[Tutor] String encoding

Fri Aug 26 19:04:58 CEST 2011

Prasad, Ramit wrote:
>> Think about it this way... if I gave you a block of data as hex
>> bytes:
>> 
>> 240F91BC03...FF90120078CD45
>> 
>> and then asked you whether that was a bitmap image or a sound file
>> or something else, how could you tell? It's just *bytes*, it could
>> be anything.
> 
> Yes, but if you give me data and then tell me it is a sound file then
> I might be able to reverse engineer or reconstruct it. I know what
> the character does/should look like. I just need the equivalent to
> the ASCII table for the various encodings; once I have the table I
> can compare different characters at \311 and see if they are the
> correct character. I have not been able to find an encoding table
> (other than ASCII).

In practice, you can often guess the encoding by trying the most common 
ones (such as Latin-1 and UTF-8) and seeing if the strings you get make 
sense.

But note that more than one encoding may give sensible results for a 
specific string:

 >>> b = 'M\311XICO'  # byte-string
 >>> print b.decode('latin-1')
MÉXICO
 >>> print b.decode('iso 8859-9')  # Turkish
MÉXICO

So was M\311XICO encoded using the Latin-1 or Turkish encoding, or 
something else? There is no way to tell. Many encodings overlap.

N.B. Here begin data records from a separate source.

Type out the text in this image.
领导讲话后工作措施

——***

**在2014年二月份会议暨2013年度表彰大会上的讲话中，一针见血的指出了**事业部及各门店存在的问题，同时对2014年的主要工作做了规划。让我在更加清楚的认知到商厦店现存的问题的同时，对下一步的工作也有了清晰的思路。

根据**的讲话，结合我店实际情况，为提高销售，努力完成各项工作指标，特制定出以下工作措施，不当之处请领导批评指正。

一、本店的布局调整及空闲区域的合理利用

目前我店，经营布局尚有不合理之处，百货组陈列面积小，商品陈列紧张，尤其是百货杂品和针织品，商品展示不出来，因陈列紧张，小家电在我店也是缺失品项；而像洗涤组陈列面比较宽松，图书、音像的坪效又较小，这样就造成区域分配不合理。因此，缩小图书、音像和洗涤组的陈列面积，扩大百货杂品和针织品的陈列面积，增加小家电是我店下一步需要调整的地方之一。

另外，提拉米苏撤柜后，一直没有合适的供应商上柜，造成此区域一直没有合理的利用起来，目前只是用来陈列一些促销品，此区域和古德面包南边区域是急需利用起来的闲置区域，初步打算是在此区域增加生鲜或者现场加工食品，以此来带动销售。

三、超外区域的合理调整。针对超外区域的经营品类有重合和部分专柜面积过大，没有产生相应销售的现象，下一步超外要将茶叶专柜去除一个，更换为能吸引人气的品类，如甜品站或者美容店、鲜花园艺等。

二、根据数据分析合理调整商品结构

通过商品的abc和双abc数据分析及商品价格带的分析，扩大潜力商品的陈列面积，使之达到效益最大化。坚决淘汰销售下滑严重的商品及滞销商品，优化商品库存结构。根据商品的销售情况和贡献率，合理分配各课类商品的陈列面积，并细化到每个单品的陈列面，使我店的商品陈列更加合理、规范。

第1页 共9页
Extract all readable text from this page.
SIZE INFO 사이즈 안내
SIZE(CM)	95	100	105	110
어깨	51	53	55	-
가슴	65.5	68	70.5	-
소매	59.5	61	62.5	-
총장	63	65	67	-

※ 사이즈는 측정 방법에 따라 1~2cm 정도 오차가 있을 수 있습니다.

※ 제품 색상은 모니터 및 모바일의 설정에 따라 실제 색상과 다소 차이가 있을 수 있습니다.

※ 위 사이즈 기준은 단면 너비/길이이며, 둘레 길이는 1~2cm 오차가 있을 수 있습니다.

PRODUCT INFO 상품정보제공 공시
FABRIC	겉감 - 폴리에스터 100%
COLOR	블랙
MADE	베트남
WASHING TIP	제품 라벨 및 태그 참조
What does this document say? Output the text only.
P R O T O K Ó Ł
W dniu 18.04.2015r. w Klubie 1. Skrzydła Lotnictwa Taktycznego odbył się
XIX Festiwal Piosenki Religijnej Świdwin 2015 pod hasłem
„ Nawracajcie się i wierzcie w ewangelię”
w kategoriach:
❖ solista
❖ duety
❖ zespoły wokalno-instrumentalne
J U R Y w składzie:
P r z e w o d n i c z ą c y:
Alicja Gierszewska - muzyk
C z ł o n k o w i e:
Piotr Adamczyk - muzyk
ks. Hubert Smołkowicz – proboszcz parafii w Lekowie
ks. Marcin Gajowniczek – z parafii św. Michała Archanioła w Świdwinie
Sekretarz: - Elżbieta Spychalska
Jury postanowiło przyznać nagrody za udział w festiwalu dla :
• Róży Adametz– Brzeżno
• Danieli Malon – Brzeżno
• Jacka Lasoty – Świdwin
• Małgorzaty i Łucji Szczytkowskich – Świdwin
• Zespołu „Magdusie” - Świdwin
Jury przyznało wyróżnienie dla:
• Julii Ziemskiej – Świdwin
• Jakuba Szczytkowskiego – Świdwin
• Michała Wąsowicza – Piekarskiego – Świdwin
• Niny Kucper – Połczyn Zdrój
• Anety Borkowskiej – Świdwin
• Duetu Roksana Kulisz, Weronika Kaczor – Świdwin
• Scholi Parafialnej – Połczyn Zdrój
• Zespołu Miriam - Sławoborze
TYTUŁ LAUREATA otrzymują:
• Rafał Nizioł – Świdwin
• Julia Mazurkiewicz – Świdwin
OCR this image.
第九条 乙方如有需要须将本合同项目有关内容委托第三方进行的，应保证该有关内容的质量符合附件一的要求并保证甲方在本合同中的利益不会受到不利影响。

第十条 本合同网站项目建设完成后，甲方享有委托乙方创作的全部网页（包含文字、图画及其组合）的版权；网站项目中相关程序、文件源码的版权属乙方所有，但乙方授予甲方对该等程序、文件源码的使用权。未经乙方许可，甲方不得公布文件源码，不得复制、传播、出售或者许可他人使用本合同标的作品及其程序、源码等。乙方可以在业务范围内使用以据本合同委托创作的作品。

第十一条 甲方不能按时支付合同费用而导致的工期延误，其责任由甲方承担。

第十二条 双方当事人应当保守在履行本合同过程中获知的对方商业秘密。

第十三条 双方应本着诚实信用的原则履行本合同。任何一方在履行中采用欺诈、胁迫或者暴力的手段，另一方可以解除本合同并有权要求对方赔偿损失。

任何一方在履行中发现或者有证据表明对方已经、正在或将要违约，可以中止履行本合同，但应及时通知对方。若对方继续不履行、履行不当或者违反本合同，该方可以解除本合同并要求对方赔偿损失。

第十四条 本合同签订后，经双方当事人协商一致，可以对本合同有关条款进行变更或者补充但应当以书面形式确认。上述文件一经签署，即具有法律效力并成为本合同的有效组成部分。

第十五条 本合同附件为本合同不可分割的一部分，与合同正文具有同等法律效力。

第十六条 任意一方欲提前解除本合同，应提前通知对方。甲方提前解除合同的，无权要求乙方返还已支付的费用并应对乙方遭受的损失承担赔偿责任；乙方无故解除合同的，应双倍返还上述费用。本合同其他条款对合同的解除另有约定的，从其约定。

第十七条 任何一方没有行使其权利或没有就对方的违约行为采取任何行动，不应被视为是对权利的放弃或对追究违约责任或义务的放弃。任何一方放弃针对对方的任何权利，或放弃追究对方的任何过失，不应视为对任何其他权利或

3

If you have arbitrary byte-strings, and no context to tell what makes 
sense, then all bets are off. Just because something *can* be decoded 
doesn't make it meaningful:

 >>> b = '...\xf7...'
 >>> print b.decode('macroman')
...˜...
 >>> print b.decode('latin-1')
...÷...

Which is the right encoding to use and which string is intended?

So guessing can sometimes work, but guesses can be wrong because 
encodings overlap. In general, you must know the encoding to be sure. 
But if you have to guess, try to guess using the largest byte-string 
that you can.

Python 2.7 comes with 108 encodings:

http://docs.python.org/library/codecs.html#standard-encodings

Since anyone can define their own encoding, there is no upper limit to 
the number of encodings, and no promise that Python will include them 
all. There are even two joke encodings, invented for April's Fool Day, 
that use nine-bit nonets instead of eight-bit octets (bytes): UTF-9 and 
UTF-18.

-- 
Steven